Helen turns to look outside, and I can see that her mind is still not yet fully at ease. "Why don't we enjoy a little fresh air in the courtyard while we wait for your mom?" She agrees to the idea and straightens herself out in her wheelchair. The courtyard and outdoor spaces of a Memory Care community are often under utilized to help soothe and care for a person living with dementia. I key in the code to the door and escort Helen into the pathway for a meander around the yard. I stop frequently asking if she likes this spot or sees another, and then we eventually find our place to settle in. "Wow, look at that beautiful sunset," I encourage Helen. She looks up into the orange and red hues of the Texas sky, the clouds diffusing the evening lights, and she nearly gasps. "Oh that IS beautiful." I sit beside her, our hands still clasped, and I don't say another word. I recognize that when her mind is at ease, I don't need to fill the silence. Conversation may actually irritate the scene. In silence beneath the sunset, she is not obliged by dialogue but comforted in the quiet presence of another person. A few minutes later she is fully relaxed.

I know that this serenity will not last and that in a few hours her mind may be restless again, or even if she is able to sleep soundly now, tomorrow may be the same or harder. For caregivers the loop of soothsaying and redirection may seem pointless because of their unknown lengths of efficacy. But with dementia, the goal is not a breakthrough or reversal of fortune; it is a moment of success - one and then another and another. With most ailments of the body, the goal is clear - to be rid of the pain - and so the path to recovery is usually linear: either backward or forward, from or toward the end goal. Dementia is non-linear and therein very frustrating. Its relief is not a destination; its relief is the manner of the journey. You cannot measure success by how much ground you covered but rather in how well you covered the ground.

A few weeks later, I held Helen's hand again. This time I was kneeling beside her hospital bed while I waited to speak with the hospice nurse who was on her way to visit with her. Helen didn't have her eyes opened anymore, but she could still communicate pretty clearly. When I had first entered her room, sensing the presence of another person, she pleaded, "help me. Help me." Now with one hand grasping her hand and the other caressing the side of her face, I received her request. "How can I help you, Helen?" She didn't know who I was, and I'm certain she didn't have any memory of the sunset we enjoyed a few weeks prior, but I like to think that the feeling of comfort in our practiced hand holding was familiar to her. In my years of serving seniors, I had grown accustomed to some of our residents repeating things over and over again, but this was the first time an endless loop provided an epiphany for me. Helen only said three words again and again and again - the final words I would hear her speak, "I love you."

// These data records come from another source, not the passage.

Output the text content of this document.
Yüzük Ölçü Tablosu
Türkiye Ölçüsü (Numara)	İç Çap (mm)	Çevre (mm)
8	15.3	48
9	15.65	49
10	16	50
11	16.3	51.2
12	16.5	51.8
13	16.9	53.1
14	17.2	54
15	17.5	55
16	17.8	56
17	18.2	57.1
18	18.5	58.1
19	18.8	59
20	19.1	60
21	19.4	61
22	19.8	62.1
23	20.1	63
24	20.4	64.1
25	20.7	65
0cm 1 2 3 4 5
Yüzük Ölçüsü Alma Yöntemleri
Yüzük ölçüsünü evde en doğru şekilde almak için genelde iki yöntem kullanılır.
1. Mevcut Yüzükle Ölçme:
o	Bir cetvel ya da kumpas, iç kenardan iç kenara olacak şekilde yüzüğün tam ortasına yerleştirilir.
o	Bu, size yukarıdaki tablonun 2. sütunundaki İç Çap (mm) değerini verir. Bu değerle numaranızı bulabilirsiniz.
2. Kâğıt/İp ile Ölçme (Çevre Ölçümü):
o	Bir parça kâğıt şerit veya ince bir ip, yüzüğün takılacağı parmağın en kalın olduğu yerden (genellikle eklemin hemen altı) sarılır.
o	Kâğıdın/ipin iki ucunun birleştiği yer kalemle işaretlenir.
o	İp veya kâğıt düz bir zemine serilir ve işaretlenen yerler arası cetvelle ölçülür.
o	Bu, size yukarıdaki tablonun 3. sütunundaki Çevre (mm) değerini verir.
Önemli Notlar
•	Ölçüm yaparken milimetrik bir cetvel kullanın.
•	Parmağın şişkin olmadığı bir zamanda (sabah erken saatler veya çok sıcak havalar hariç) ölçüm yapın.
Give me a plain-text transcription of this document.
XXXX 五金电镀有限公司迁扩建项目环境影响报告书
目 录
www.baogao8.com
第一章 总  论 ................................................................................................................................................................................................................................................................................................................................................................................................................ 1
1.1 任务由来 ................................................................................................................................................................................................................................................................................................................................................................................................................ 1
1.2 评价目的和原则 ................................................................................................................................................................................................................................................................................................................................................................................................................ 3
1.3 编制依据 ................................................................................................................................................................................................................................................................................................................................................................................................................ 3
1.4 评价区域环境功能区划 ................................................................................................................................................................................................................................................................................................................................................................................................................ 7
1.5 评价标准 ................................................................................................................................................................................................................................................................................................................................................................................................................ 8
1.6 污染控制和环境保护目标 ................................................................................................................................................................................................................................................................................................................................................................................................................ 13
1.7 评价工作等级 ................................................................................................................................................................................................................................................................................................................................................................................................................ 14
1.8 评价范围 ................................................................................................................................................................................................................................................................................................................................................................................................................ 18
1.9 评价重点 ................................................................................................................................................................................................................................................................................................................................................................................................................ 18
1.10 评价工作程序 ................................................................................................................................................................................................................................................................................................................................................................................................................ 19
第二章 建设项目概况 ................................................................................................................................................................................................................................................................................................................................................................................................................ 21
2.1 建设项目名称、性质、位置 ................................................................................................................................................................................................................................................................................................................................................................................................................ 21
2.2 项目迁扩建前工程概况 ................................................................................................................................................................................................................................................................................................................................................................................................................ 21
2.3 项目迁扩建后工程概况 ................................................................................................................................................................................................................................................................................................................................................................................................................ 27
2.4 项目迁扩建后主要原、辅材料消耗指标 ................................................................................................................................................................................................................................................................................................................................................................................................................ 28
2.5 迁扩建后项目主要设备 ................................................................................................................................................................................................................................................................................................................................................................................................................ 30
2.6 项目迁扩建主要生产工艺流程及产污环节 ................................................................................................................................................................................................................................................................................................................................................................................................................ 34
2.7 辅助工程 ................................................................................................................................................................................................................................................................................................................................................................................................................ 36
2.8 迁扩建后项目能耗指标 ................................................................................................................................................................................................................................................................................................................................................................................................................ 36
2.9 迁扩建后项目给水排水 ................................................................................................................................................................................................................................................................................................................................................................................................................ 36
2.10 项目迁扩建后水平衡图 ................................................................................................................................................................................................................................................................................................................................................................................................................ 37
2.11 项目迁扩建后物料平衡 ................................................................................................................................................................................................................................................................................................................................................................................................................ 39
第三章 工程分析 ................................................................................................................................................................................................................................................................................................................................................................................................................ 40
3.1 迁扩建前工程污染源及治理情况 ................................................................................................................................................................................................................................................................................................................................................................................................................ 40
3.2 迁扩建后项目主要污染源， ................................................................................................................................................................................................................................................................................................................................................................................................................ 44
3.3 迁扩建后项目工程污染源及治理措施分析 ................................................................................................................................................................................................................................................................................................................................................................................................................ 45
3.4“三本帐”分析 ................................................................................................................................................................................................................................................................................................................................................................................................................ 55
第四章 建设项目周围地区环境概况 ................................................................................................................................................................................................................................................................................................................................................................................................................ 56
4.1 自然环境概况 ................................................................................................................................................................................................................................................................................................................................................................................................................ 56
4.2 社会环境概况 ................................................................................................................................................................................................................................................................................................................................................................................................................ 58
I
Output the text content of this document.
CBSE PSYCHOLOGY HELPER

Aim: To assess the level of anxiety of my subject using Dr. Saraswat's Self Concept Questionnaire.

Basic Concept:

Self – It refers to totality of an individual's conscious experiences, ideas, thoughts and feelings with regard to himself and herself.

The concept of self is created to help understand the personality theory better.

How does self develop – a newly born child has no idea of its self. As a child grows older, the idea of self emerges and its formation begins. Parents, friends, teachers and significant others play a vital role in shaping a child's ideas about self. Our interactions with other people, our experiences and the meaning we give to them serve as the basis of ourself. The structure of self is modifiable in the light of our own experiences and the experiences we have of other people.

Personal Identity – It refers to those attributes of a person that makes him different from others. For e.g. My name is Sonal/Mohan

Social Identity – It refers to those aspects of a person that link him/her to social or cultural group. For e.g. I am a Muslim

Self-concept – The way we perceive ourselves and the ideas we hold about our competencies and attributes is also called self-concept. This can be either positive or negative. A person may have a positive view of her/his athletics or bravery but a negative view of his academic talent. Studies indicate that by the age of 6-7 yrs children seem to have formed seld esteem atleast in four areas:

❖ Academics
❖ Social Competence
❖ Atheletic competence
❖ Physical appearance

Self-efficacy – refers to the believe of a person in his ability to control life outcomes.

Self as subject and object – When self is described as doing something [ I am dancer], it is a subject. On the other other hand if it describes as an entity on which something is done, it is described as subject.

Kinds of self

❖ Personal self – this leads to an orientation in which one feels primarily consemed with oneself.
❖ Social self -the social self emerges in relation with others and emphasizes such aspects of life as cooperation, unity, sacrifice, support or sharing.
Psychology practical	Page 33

The only thing I could think of to do was to reciprocate, "I love you too." After leaving her room many moments later, I thought - well, she didn't really ask for help. In reflection, I see that she had indeed required the help of another person in that moment. Helen's final care need was the opportunity to give something of herself - the most basic and essential human gift - her expression of love. She may not have known who was kneeling beside her that morning or whose hand she held, but through the fog of dementia and in the final day of her life she had, yet again, found a moment of success.

If you are caring for a loved with with dementia, do not despair in the struggles of the journey. Be intent, rather, to finding moments of success. You are not failing. You simply need to redefine what success looks like. For those who do not have dementia, our emotional needs can be excruciatingly complex and thus much harder to be met. People living with dementia are not as beholden to those same complexities. Most times when we interpret that they have lost their way, they don't actually want you to point them toward a destination but rather for you simply to join their journey.

Helen, I'll bet you have some spectacular views of the sunset now. P.S. I love you too.